É verdade que em todos os países - e designadamente nos países campeões da sociedade de consumo (EUA, Reino Unido, Brasil) - este tipo de campanhas de descontos e de saldos é muito frequente, mas são realizadas com alguma organização, agendamento e previsabilidade, até por uma questão de segurança, quer dos clientes, quer dos trabalhadores e também dos próprios estabelecimentos.

O que aconteceu no dia 1 de Maio - para além de ser uma provocação gratuita ao dia sagrado dos trabalhadores - foi uma operação que roçou o terrorismo comercial e recheada de ilegalidades conforme já detectadas pelas autoridades de fiscalização.

Mas o mais impressionante nesta operação comercial foi ver um país - Portugal, de norte a sul - assustado pelo dia de amanhã e que pulou da cama para se abastecer com alguns quilos de arroz, bacalhaus, frangos e até whisky, conforme rezam as crónicas.

Onde alguns pseudo-intelectuais de estrebaria (com um tal Villaverde Cabral) viram um golpe de genialidade ou como alguns bloguers e comentadores a recibo-verde viram uma manifestação de liberdade económica e de consumo, nós vimos o retrato fiel dum país, dum povo, duma governação e de um certo alto patronato.

Um país devastado e cheio de medo; um povo resignado, vencido e domesticado; uma governação aventureirista e de badamecos; um alto patronato, explorador, ressabiado, reaccionário e sucialista.

Enfim, uma autêntica miséria.

Felizmente nos Açores, estamos ainda livres desses espectáculos degradantes para a condição humana, e promovidos por provocadores e até por uma organização que é propriedade dum tipo que tem no seu cartão-de-visita a condição de «católico, vamos a casa...»...

quinta-feira, 3 de maio de 2012

AFINAL A CONSTITUIÇÃO DA R.P. AINDA ESTÁ EM VIGOR, MAS «SÓ» PARA OS AÇORES...

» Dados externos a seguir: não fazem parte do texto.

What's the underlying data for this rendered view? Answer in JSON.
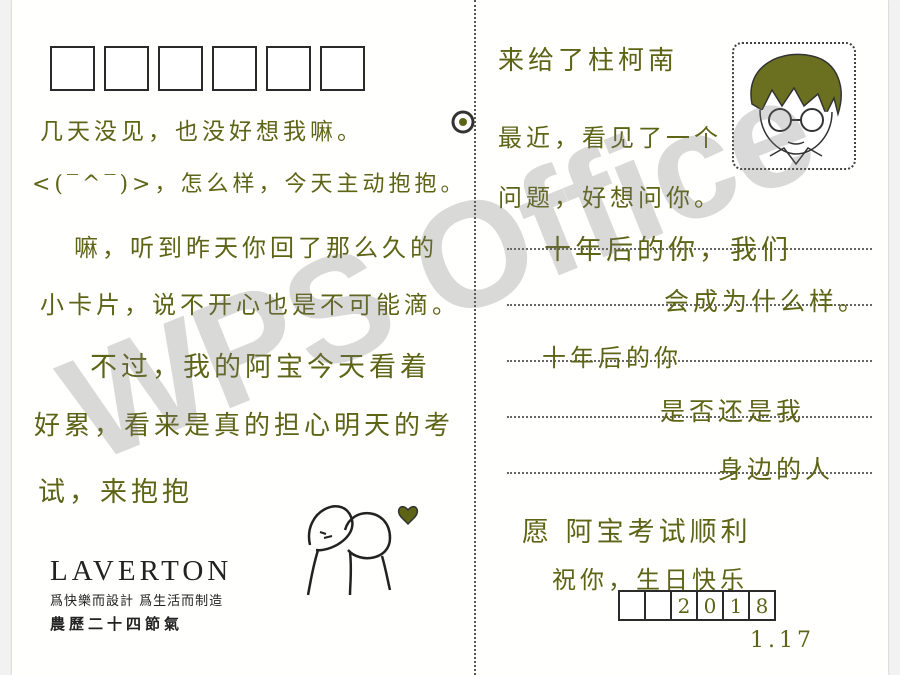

Numa altura em que o texto constitucional português vale tanto como uma promissória imprensa numa folha de couve, a produção legislativa açoriana e bem assim a respectiva governação autónoma é fiscalizada e monitorizada à lupa, e, nalguns casos ao microscópio.

Ainda recentemente o Prof. Adriano Moreira disse que a Constituição da República Portuguesa não está a ser respeitada, em vários domínios, e dava o exemplo da «expropriação» compulsiva dos subsídios de férias e de Natal dos funcionários públicos, para além da rescisão unilateral de diversos contratos sociais e financeiros entre o Estado e os cidadãos.

Outros eminentes professores, como é o caso do Prof. Freitas do Amaral e até o próprio constitucionalista próximo do actual poder em Lisboa, Prof. Bacelar de Gouveia, já chamaram a atenção para o incumprimento sistemático e reiterado da Constituição por parte dos orgãos de soberania que têm o dever de zelar pelo texto constitucional, ao qual prestaram juramento.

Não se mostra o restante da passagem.